If you’ve commuted in an American city in the past decade, you’ve probably seen some kind of cheeky ad for affordable, accessible breast implants. A young woman comparing tangerines with grapefruits has greeted subway riders in New York City for the past several years. A giant close-up of cleavage promising “a gift you can both enjoy” loomed over the streets of one Utah town in 2007. Almost a decade later, a California billboard reminded women that size matters.
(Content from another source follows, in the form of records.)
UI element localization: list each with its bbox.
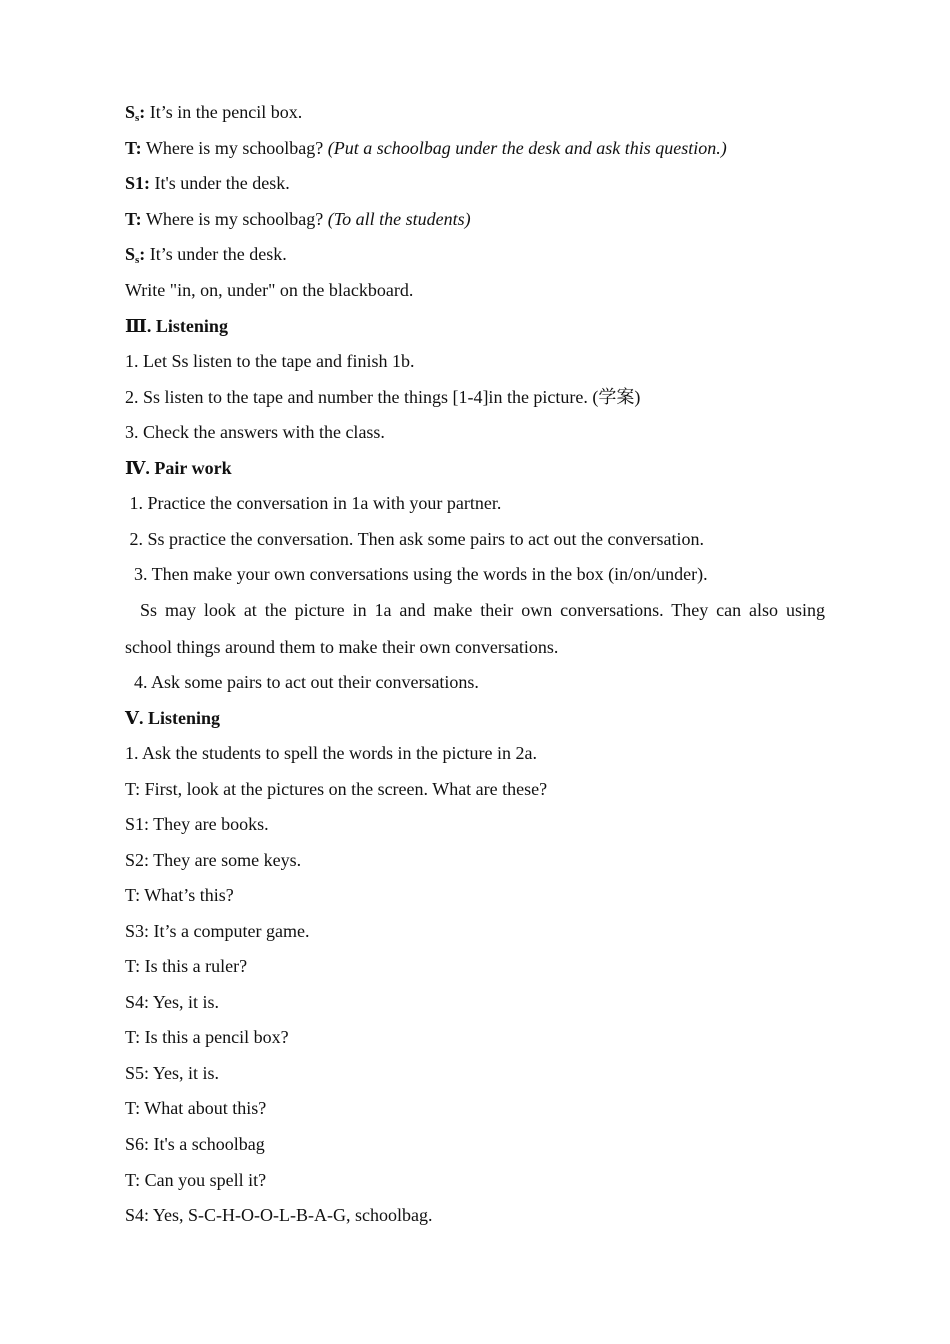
dialogue-line: [125, 101, 302, 129]
speaker-label: T:: [125, 209, 142, 229]
dialogue-line: T: First, look at the pictures on the screen. What are these?: [125, 779, 548, 799]
list-item: 3. Then make your own conversations using the words in the box (in/on/under).: [125, 564, 708, 584]
paragraph-line: Ss may look at the picture in 1a and make their own conversations. They can also using: [140, 600, 825, 620]
speaker-colon: :: [139, 244, 146, 264]
line-text: Where is my schoolbag?: [141, 209, 328, 229]
list-item: 2. Ss practice the conversation. Then ask some pairs to act out the conversation.: [125, 529, 705, 549]
speaker-label: S: [125, 244, 136, 264]
dialogue-line: S5: Yes, it is.: [125, 1063, 220, 1083]
list-item: 3. Check the answers with the class.: [125, 422, 385, 442]
line-text: Where is my schoolbag?: [141, 138, 328, 158]
dialogue-line: T: What about this?: [125, 1098, 267, 1118]
dialogue-line: T: Is this a ruler?: [125, 956, 248, 976]
speaker-colon: :: [139, 102, 146, 122]
paragraph-line: school things around them to make their own conversations.: [125, 637, 559, 657]
dialogue-line: [125, 208, 471, 230]
section-heading-pair-work: Ⅳ. Pair work: [125, 458, 232, 478]
speaker-subscript: s: [135, 254, 140, 266]
list-item: 2. Ss listen to the tape and number the things [1-4]in the picture. (学案): [125, 387, 641, 407]
dialogue-line: [125, 172, 290, 194]
speaker-label: S1:: [125, 173, 151, 193]
instruction-line: Write "in, on, under" on the blackboard.: [125, 280, 414, 300]
dialogue-line: S4: Yes, S-C-H-O-O-L-B-A-G, schoolbag.: [125, 1205, 433, 1225]
dialogue-line: T: Is this a pencil box?: [125, 1027, 289, 1047]
list-item: 4. Ask some pairs to act out their conversations.: [125, 672, 479, 692]
dialogue-line: S1: They are books.: [125, 814, 269, 834]
dialogue-line: [125, 137, 727, 159]
speaker-label: T:: [125, 138, 142, 158]
list-item: 1. Ask the students to spell the words in the picture in 2a.: [125, 743, 537, 763]
stage-direction: (To all the students): [327, 209, 471, 229]
dialogue-line: S2: They are some keys.: [125, 850, 302, 870]
dialogue-line: S4: Yes, it is.: [125, 992, 220, 1012]
list-item: 1. Let Ss listen to the tape and finish 1b.: [125, 351, 415, 371]
line-text: It’s under the desk.: [145, 244, 287, 264]
speaker-subscript: s: [135, 112, 140, 124]
stage-direction: (Put a schoolbag under the desk and ask this question.): [327, 138, 727, 158]
line-text: It’s in the pencil box.: [145, 102, 303, 122]
section-heading-listening: Ⅲ. Listening: [125, 316, 228, 336]
dialogue-line: T: Can you spell it?: [125, 1170, 267, 1190]
dialogue-line: S6: It's a schoolbag: [125, 1134, 265, 1154]
speaker-label: S: [125, 102, 136, 122]
list-item: 1. Practice the conversation in 1a with your partner.: [125, 493, 502, 513]
section-heading-listening-2: Ⅴ. Listening: [125, 708, 220, 728]
dialogue-line: T: What’s this?: [125, 885, 234, 905]
line-text: It's under the desk.: [150, 173, 290, 193]
dialogue-line: [125, 243, 287, 271]
dialogue-line: S3: It’s a computer game.: [125, 921, 310, 941]
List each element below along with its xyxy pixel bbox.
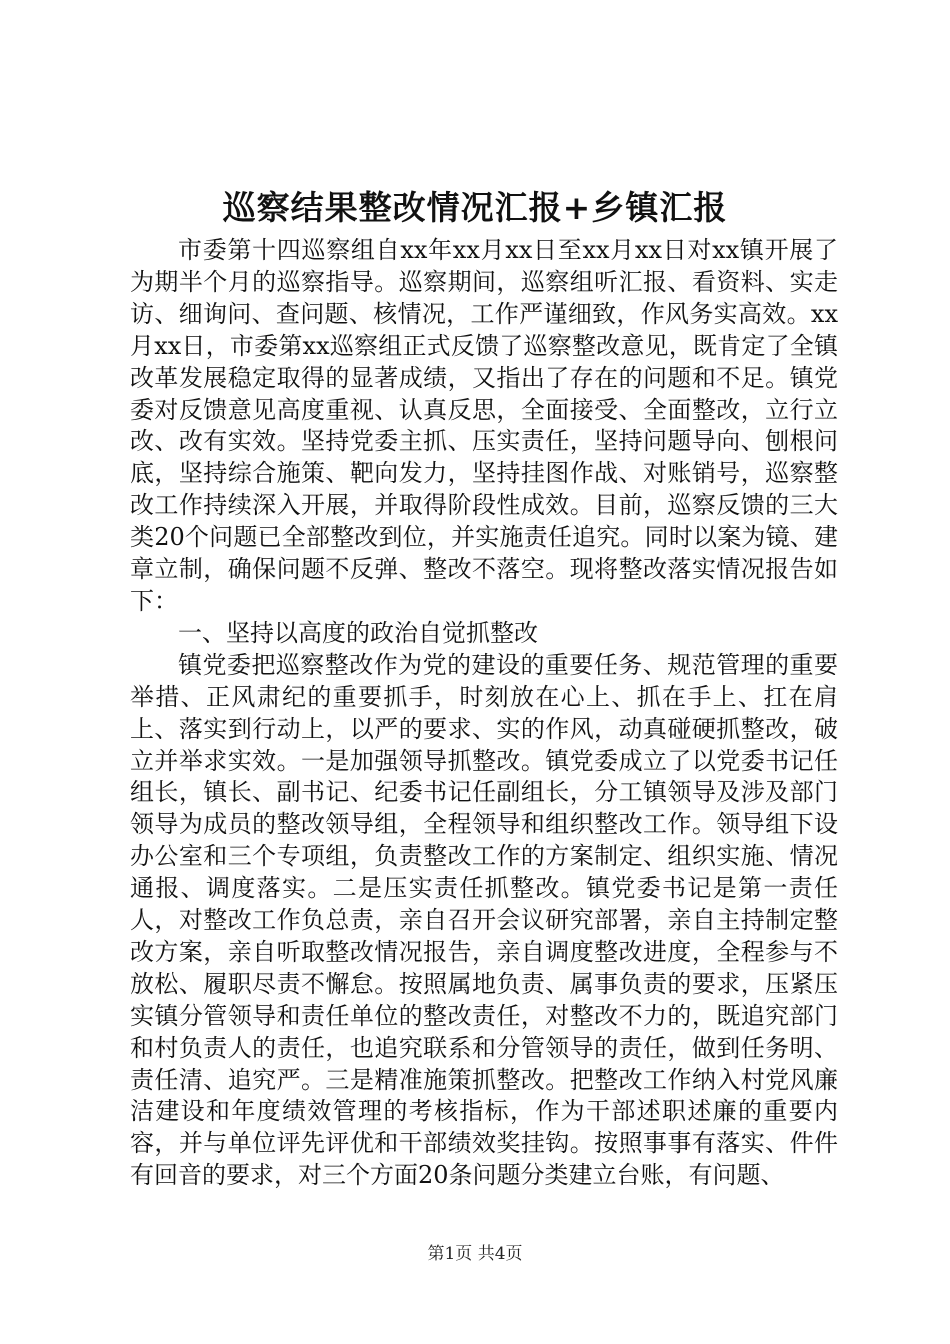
- page-title: 巡察结果整改情况汇报+乡镇汇报: [222, 188, 728, 227]
- section-paragraph: 镇党委把巡察整改作为党的建设的重要任务、规范管理的重要举措、正风肃纪的重要抓手，时刻放在心上、抓在手上、扛在肩上、落实到行动上，以严的要求、实的作风，动真碰硬抓整改，破立并举求实效。一是加强领导抓整改。镇党委成立了以党委书记任组长，镇长、副书记、纪委书记任副组长，分工镇领导及涉及部门领导为成员的整改领导组，全程领导和组织整改工作。领导组下设办公室和三个专项组，负责整改工作的方案制定、组织实施、情况通报、调度落实。二是压实责任抓整改。镇党委书记是第一责任人，对整改工作负总责，亲自召开会议研究部署，亲自主持制定整改方案，亲自听取整改情况报告，亲自调度整改进度，全程参与不放松、履职尽责不懈怠。按照属地负责、属事负责的要求，压紧压实镇分管领导和责任单位的整改责任，对整改不力的，既追究部门和村负责人的责任，也追究联系和分管领导的责任，做到任务明、责任清、追究严。三是精准施策抓整改。把整改工作纳入村党风廉洁建设和年度绩效管理的考核指标，作为干部述职述廉的重要内容，并与单位评先评优和干部绩效奖挂钩。按照事事有落实、件件有回音的要求，对三个方面20条问题分类建立台账，有问题、: [130, 650, 838, 1190]
- page-number-footer: 第1页 共4页: [427, 1244, 523, 1264]
- intro-paragraph: 市委第十四巡察组自xx年xx月xx日至xx月xx日对xx镇开展了为期半个月的巡察指导。巡察期间，巡察组听汇报、看资料、实走访、细询问、查问题、核情况，工作严谨细致，作风务实高效。xx月xx日，市委第xx巡察组正式反馈了巡察整改意见，既肯定了全镇改革发展稳定取得的显著成绩，又指出了存在的问题和不足。镇党委对反馈意见高度重视、认真反思，全面接受、全面整改，立行立改、改有实效。坚持党委主抓、压实责任，坚持问题导向、刨根问底，坚持综合施策、靶向发力，坚持挂图作战、对账销号，巡察整改工作持续深入开展，并取得阶段性成效。目前，巡察反馈的三大类20个问题已全部整改到位，并实施责任追究。同时以案为镜、建章立制，确保问题不反弹、整改不落空。现将整改落实情况报告如下：: [130, 236, 838, 615]
- document-body: [130, 235, 838, 1192]
- section-heading: 一、坚持以高度的政治自觉抓整改: [178, 618, 538, 647]
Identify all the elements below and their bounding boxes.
Boob jobs have been ubiquitous in American popular culture since the 1980s, when laws changed to allow plastic surgeons to advertise and credit cards became widely available. But safety concerns have dogged the procedure since the first silicone breast enhancements were successfully implanted by Texas surgeons in 1962. In that time, the Food and Drug Administration has banned the use of silicone implants and then reinstated them on the condition that the industry closely monitor their impact on patients.
Read: How Reaganomics fueled the boob job boom
Now both silicone implants and the more popular, saline-filled alternatives have found themselves under the agency’s lens again, this time over their potential links to a rare cancer and claims from patients that they cause pain, chronic fatigue, and autoimmune problems. On Tuesday, an FDA advisory committee completed two days of hearings on breast implants’ links to long-term complications, a forum that women’s advocacy groups have been demanding for years. The meetings concluded with the panel recommending that the FDA require manufacturers to provide simpler and clearer health warnings to all patients, but stopped short of encouraging a ban on any particular type of implants.